Informacoes sobre ordens
| Nome do Produto | Numero de Catalogo | UNID | Preco | Qde | FAVORITOS | |
USP14 Plasmídeo duplo de Nickase (h) | sc-403167-NIC | 20 µg | $410.00 | |||
USP14 Plasmídeo duplo de Nickase (h2) | sc-403167-NIC-2 | 20 µg | $410.00 |
USP14 codifica uma protease específica de ubiquitina que se associa ao proteassoma 26S e “edita” cadeias de ubiquitina em substratos, regulando assim a degradação proteassomal e a homeostase de ubiquitina em células humanas. Ao remover ubiquitina de proteínas conjugadas, a USP14 influencia o controlo de qualidade proteica, as respostas ao stress celular e vias de sinalização ligadas à proteostase, incluindo processos que afetam a progressão do ciclo celular e a apoptose. Alterações na atividade da USP14 têm sido estudadas no contexto de disfunção do proteassoma e de sinalização aberrante por ubiquitina, mecanismos frequentemente implicados na biologia do cancro e na neurodegeneração. Como desubiquitinase associada ao proteassoma, a USP14 também é relevante para investigar como a dinâmica da ubiquitina molda o processamento de antigénios e a renovação mais ampla de proteínas relacionada com a imunidade.
USP14 O Plasmídeo de Nickase Dupla (h) consiste num par de plasmídeos combinados, concebidos para a edição de alta especificidade do locus USP14 em linhas celulares human. Cada plasmídeo expressa uma nickase Cas9 D10A e um sgRNA distinto que tem como alvo cadeias de ADN opostas dentro de USP14. Quando direcionadas para locais adjacentes em cadeias de ADN opostas, as duas nickases geram cortes deslocados numa única cadeia que, em conjunto, produzem uma quebra escalonada de cadeia dupla, exigindo uma atividade coordenada no alvo por parte de ambas as guias.
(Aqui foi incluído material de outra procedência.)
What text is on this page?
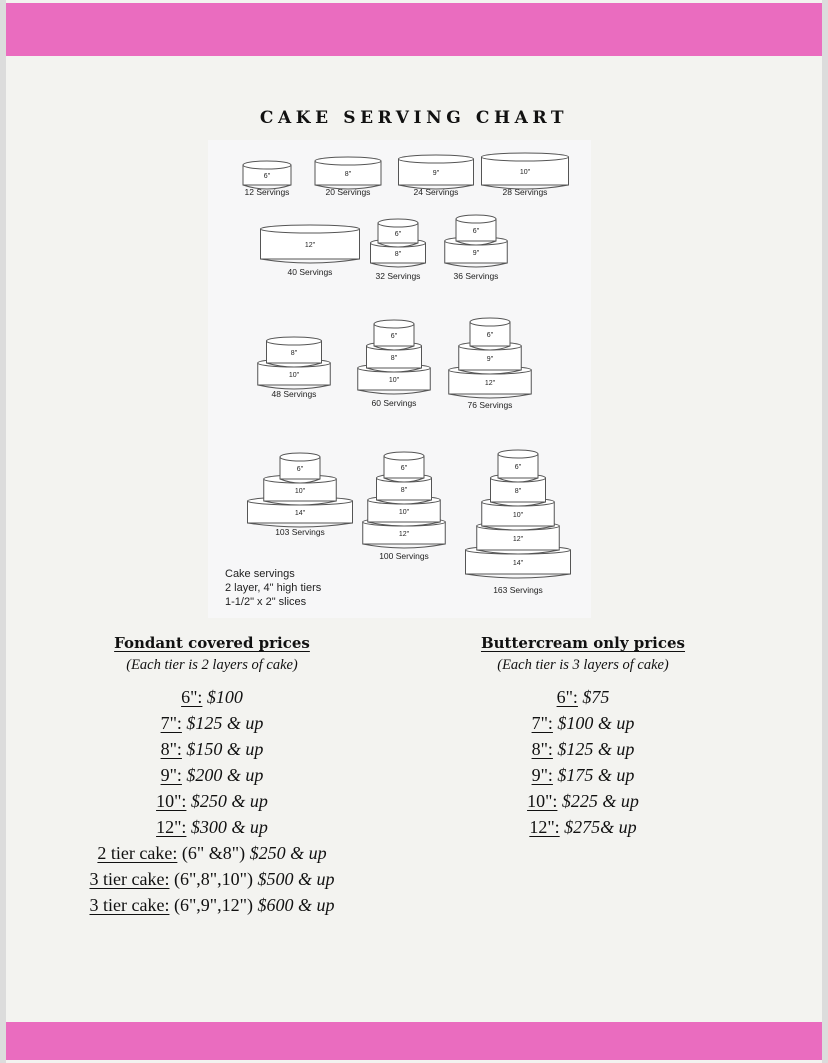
CAKE SERVING CHART
6"
12 Servings
8"
20 Servings
9"
24 Servings
10"
28 Servings
12"
40 Servings
8"
6"
32 Servings
9"
6"
36 Servings
10"
8"
48 Servings
10"
8"
6"
60 Servings
12"
9"
6"
76 Servings
14"
10"
6"
103 Servings	12"
10"
8"
6"
100 Servings
14"
12"
10"
8"
6"
163 Servings
Cake servings
2 layer, 4" high tiers
1-1/2" x 2" slices
Fondant covered prices
(Each tier is 2 layers of cake)
6": $100
7": $125 & up
8": $150 & up
9": $200 & up
10": $250 & up
12": $300 & up
2 tier cake: (6" &8") $250 & up
3 tier cake: (6",8",10") $500 & up
3 tier cake: (6",9",12") $600 & up
Buttercream only prices
(Each tier is 3 layers of cake)
6": $75
7": $100 & up
8": $125 & up
9": $175 & up
10": $225 & up
12": $275& up
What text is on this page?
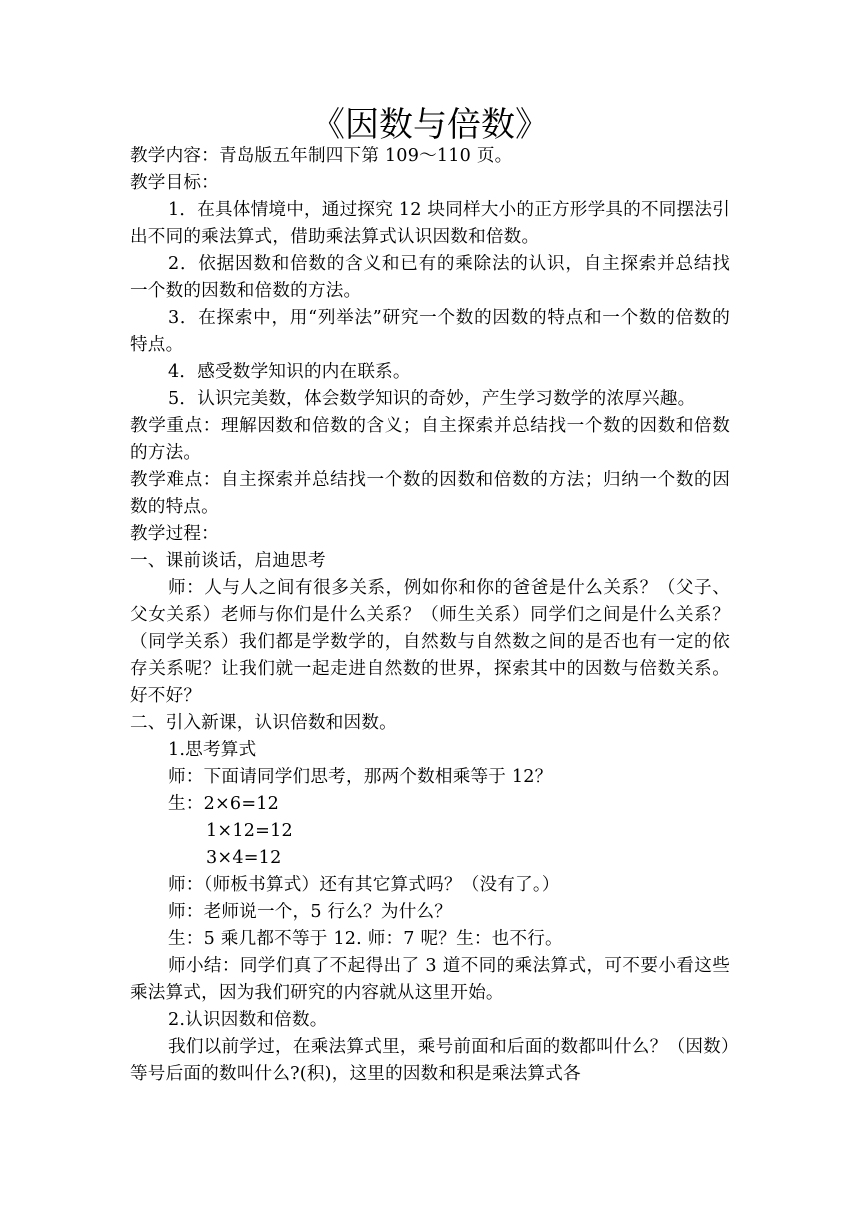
《因数与倍数》

教学内容：青岛版五年制四下第 109～110 页。

教学目标：

1．在具体情境中，通过探究 12 块同样大小的正方形学具的不同摆法引出不同的乘法算式，借助乘法算式认识因数和倍数。

2．依据因数和倍数的含义和已有的乘除法的认识，自主探索并总结找一个数的因数和倍数的方法。

3．在探索中，用“列举法”研究一个数的因数的特点和一个数的倍数的特点。

4．感受数学知识的内在联系。

5．认识完美数，体会数学知识的奇妙，产生学习数学的浓厚兴趣。

教学重点：理解因数和倍数的含义；自主探索并总结找一个数的因数和倍数的方法。

教学难点：自主探索并总结找一个数的因数和倍数的方法；归纳一个数的因数的特点。

教学过程：

一、课前谈话，启迪思考

师：人与人之间有很多关系，例如你和你的爸爸是什么关系？（父子、父女关系）老师与你们是什么关系？（师生关系）同学们之间是什么关系？（同学关系）我们都是学数学的，自然数与自然数之间的是否也有一定的依存关系呢？让我们就一起走进自然数的世界，探索其中的因数与倍数关系。好不好？

二、引入新课，认识倍数和因数。

1.思考算式

师：下面请同学们思考，那两个数相乘等于 12？

生：2×6=12

1×12=12

3×4=12

师：（师板书算式）还有其它算式吗？（没有了。）

师：老师说一个，5 行么？为什么？

生：5 乘几都不等于 12. 师：7 呢？生：也不行。

师小结：同学们真了不起得出了 3 道不同的乘法算式，可不要小看这些乘法算式，因为我们研究的内容就从这里开始。

2.认识因数和倍数。

我们以前学过，在乘法算式里，乘号前面和后面的数都叫什么？（因数）等号后面的数叫什么?(积)，这里的因数和积是乘法算式各
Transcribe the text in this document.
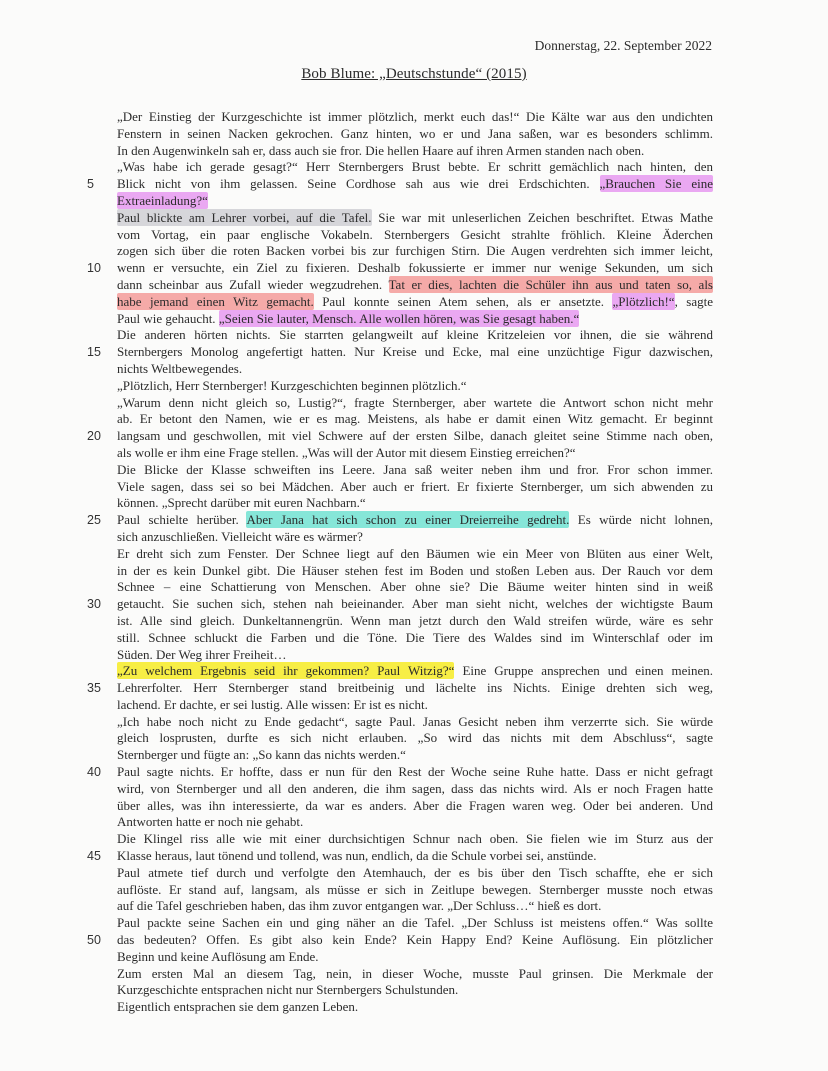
Donnerstag, 22. September 2022
Bob Blume: „Deutschstunde“ (2015)
„Der Einstieg der Kurzgeschichte ist immer plötzlich, merkt euch das!“ Die Kälte war aus den undichten
Fenstern in seinen Nacken gekrochen. Ganz hinten, wo er und Jana saßen, war es besonders schlimm.
In den Augenwinkeln sah er, dass auch sie fror. Die hellen Haare auf ihren Armen standen nach oben.
„Was habe ich gerade gesagt?“ Herr Sternbergers Brust bebte. Er schritt gemächlich nach hinten, den
5 Blick nicht von ihm gelassen. Seine Cordhose sah aus wie drei Erdschichten. „Brauchen Sie eine
Extraeinladung?“
Paul blickte am Lehrer vorbei, auf die Tafel. Sie war mit unleserlichen Zeichen beschriftet. Etwas Mathe
vom Vortag, ein paar englische Vokabeln. Sternbergers Gesicht strahlte fröhlich. Kleine Äderchen
zogen sich über die roten Backen vorbei bis zur furchigen Stirn. Die Augen verdrehten sich immer leicht,
10 wenn er versuchte, ein Ziel zu fixieren. Deshalb fokussierte er immer nur wenige Sekunden, um sich
dann scheinbar aus Zufall wieder wegzudrehen. Tat er dies, lachten die Schüler ihn aus und taten so, als
habe jemand einen Witz gemacht. Paul konnte seinen Atem sehen, als er ansetzte. „Plötzlich!“, sagte
Paul wie gehaucht. „Seien Sie lauter, Mensch. Alle wollen hören, was Sie gesagt haben.“
Die anderen hörten nichts. Sie starrten gelangweilt auf kleine Kritzeleien vor ihnen, die sie während
15 Sternbergers Monolog angefertigt hatten. Nur Kreise und Ecke, mal eine unzüchtige Figur dazwischen,
nichts Weltbewegendes.
„Plötzlich, Herr Sternberger! Kurzgeschichten beginnen plötzlich.“
„Warum denn nicht gleich so, Lustig?“, fragte Sternberger, aber wartete die Antwort schon nicht mehr
ab. Er betont den Namen, wie er es mag. Meistens, als habe er damit einen Witz gemacht. Er beginnt
20 langsam und geschwollen, mit viel Schwere auf der ersten Silbe, danach gleitet seine Stimme nach oben,
als wolle er ihm eine Frage stellen. „Was will der Autor mit diesem Einstieg erreichen?“
Die Blicke der Klasse schweiften ins Leere. Jana saß weiter neben ihm und fror. Fror schon immer.
Viele sagen, dass sei so bei Mädchen. Aber auch er friert. Er fixierte Sternberger, um sich abwenden zu
können. „Sprecht darüber mit euren Nachbarn.“
25 Paul schielte herüber. Aber Jana hat sich schon zu einer Dreierreihe gedreht. Es würde nicht lohnen,
sich anzuschließen. Vielleicht wäre es wärmer?
Er dreht sich zum Fenster. Der Schnee liegt auf den Bäumen wie ein Meer von Blüten aus einer Welt,
in der es kein Dunkel gibt. Die Häuser stehen fest im Boden und stoßen Leben aus. Der Rauch vor dem
Schnee – eine Schattierung von Menschen. Aber ohne sie? Die Bäume weiter hinten sind in weiß
30 getaucht. Sie suchen sich, stehen nah beieinander. Aber man sieht nicht, welches der wichtigste Baum
ist. Alle sind gleich. Dunkeltannengrün. Wenn man jetzt durch den Wald streifen würde, wäre es sehr
still. Schnee schluckt die Farben und die Töne. Die Tiere des Waldes sind im Winterschlaf oder im
Süden. Der Weg ihrer Freiheit…
„Zu welchem Ergebnis seid ihr gekommen? Paul Witzig?“ Eine Gruppe ansprechen und einen meinen.
35 Lehrerfolter. Herr Sternberger stand breitbeinig und lächelte ins Nichts. Einige drehten sich weg,
lachend. Er dachte, er sei lustig. Alle wissen: Er ist es nicht.
„Ich habe noch nicht zu Ende gedacht“, sagte Paul. Janas Gesicht neben ihm verzerrte sich. Sie würde
gleich losprusten, durfte es sich nicht erlauben. „So wird das nichts mit dem Abschluss“, sagte
Sternberger und fügte an: „So kann das nichts werden.“
40 Paul sagte nichts. Er hoffte, dass er nun für den Rest der Woche seine Ruhe hatte. Dass er nicht gefragt
wird, von Sternberger und all den anderen, die ihm sagen, dass das nichts wird. Als er noch Fragen hatte
über alles, was ihn interessierte, da war es anders. Aber die Fragen waren weg. Oder bei anderen. Und
Antworten hatte er noch nie gehabt.
Die Klingel riss alle wie mit einer durchsichtigen Schnur nach oben. Sie fielen wie im Sturz aus der
45 Klasse heraus, laut tönend und tollend, was nun, endlich, da die Schule vorbei sei, anstünde.
Paul atmete tief durch und verfolgte den Atemhauch, der es bis über den Tisch schaffte, ehe er sich
auflöste. Er stand auf, langsam, als müsse er sich in Zeitlupe bewegen. Sternberger musste noch etwas
auf die Tafel geschrieben haben, das ihm zuvor entgangen war. „Der Schluss…“ hieß es dort.
Paul packte seine Sachen ein und ging näher an die Tafel. „Der Schluss ist meistens offen.“ Was sollte
50 das bedeuten? Offen. Es gibt also kein Ende? Kein Happy End? Keine Auflösung. Ein plötzlicher
Beginn und keine Auflösung am Ende.
Zum ersten Mal an diesem Tag, nein, in dieser Woche, musste Paul grinsen. Die Merkmale der
Kurzgeschichte entsprachen nicht nur Sternbergers Schulstunden.
Eigentlich entsprachen sie dem ganzen Leben.
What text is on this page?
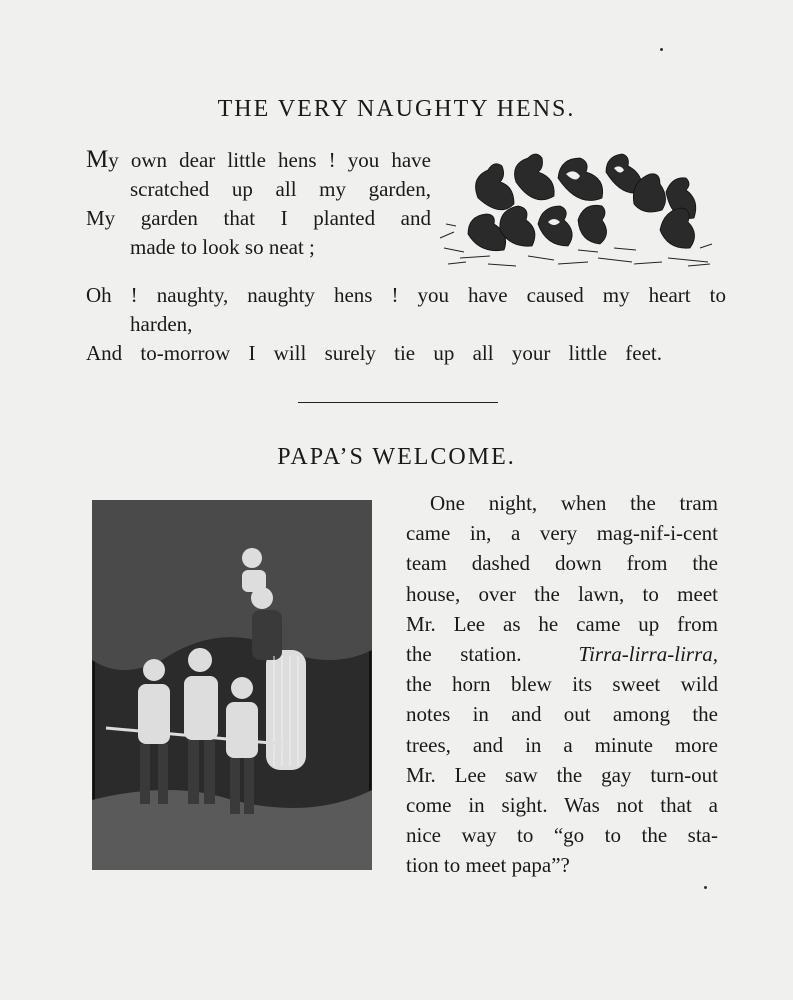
THE VERY NAUGHTY HENS.
My own dear little hens ! you have
scratched up all my garden,
My garden that I planted and
made to look so neat ;
Oh ! naughty, naughty hens ! you have caused my heart to
harden,
And to-morrow I will surely tie up all your little feet.
PAPA’S WELCOME.
One night, when the tram
came in, a very mag-nif-i-cent
team dashed down from the
house, over the lawn, to meet
Mr. Lee as he came up from
the station.	Tirra-lirra-lirra,
the horn blew its sweet wild
notes in and out among the
trees, and in a minute more
Mr. Lee saw the gay turn-out
come in sight. Was not that a
nice way to “go to the sta-
tion to meet papa”?
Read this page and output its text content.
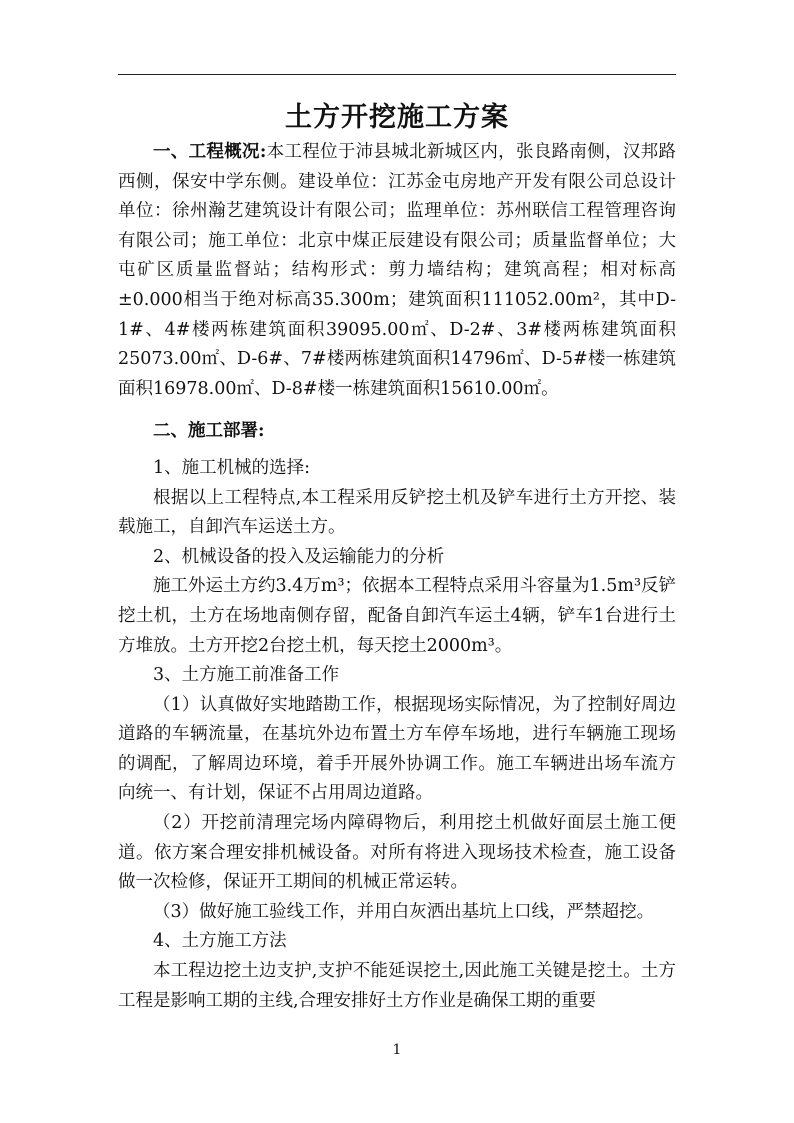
土方开挖施工方案

一、工程概况:本工程位于沛县城北新城区内，张良路南侧，汉邦路西侧，保安中学东侧。建设单位：江苏金屯房地产开发有限公司总设计单位：徐州瀚艺建筑设计有限公司；监理单位：苏州联信工程管理咨询有限公司；施工单位：北京中煤正辰建设有限公司；质量监督单位；大屯矿区质量监督站；结构形式：剪力墙结构；建筑高程；相对标高±0.000相当于绝对标高35.300m；建筑面积111052.00m²，其中D-1#、4#楼两栋建筑面积39095.00㎡、D-2#、3#楼两栋建筑面积25073.00㎡、D-6#、7#楼两栋建筑面积14796㎡、D-5#楼一栋建筑面积16978.00㎡、D-8#楼一栋建筑面积15610.00㎡。

二、施工部署:

1、施工机械的选择:

根据以上工程特点,本工程采用反铲挖土机及铲车进行土方开挖、装载施工，自卸汽车运送土方。

2、机械设备的投入及运输能力的分析

施工外运土方约3.4万m³；依据本工程特点采用斗容量为1.5m³反铲挖土机，土方在场地南侧存留，配备自卸汽车运土4辆，铲车1台进行土方堆放。土方开挖2台挖土机，每天挖土2000m³。

3、土方施工前准备工作

（1）认真做好实地踏勘工作，根据现场实际情况，为了控制好周边道路的车辆流量，在基坑外边布置土方车停车场地，进行车辆施工现场的调配，了解周边环境，着手开展外协调工作。施工车辆进出场车流方向统一、有计划，保证不占用周边道路。

（2）开挖前清理完场内障碍物后，利用挖土机做好面层土施工便道。依方案合理安排机械设备。对所有将进入现场技术检查，施工设备做一次检修，保证开工期间的机械正常运转。

（3）做好施工验线工作，并用白灰洒出基坑上口线，严禁超挖。

4、土方施工方法

本工程边挖土边支护,支护不能延误挖土,因此施工关键是挖土。土方工程是影响工期的主线,合理安排好土方作业是确保工期的重要

1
A quebra de ADN resultante é resolvida por vias de reparação celular endógenas, mais frequentemente através da junção de extremidades não homólogas (NHEJ), levando a inserções ou deleções que perturbam a função USP14. Ao exigir o envolvimento de dois sgRNA no locus alvo, a abordagem de dupla nickase aumenta a especificidade da edição e fornece uma estratégia CRISPR complementar para aplicações em que se deseja um controlo adicional sobre a precisão do direcionamento.
Para apoiar a identificação eficiente das células editadas, um plasmídeo codifica GFP para visualização fluorescente das populações transfectadas, enquanto o plasmídeo complementar transporta um gene de resistência à puromicina para seleção antibiótica. Em conjunto, estas características apoiam o enriquecimento eficiente das populações co-transfectadas e simplificam a validação dos clones com USP14 interrompido.
Apenas para uso em investigação. Não se destina a uso diagnóstico ou terapêutico.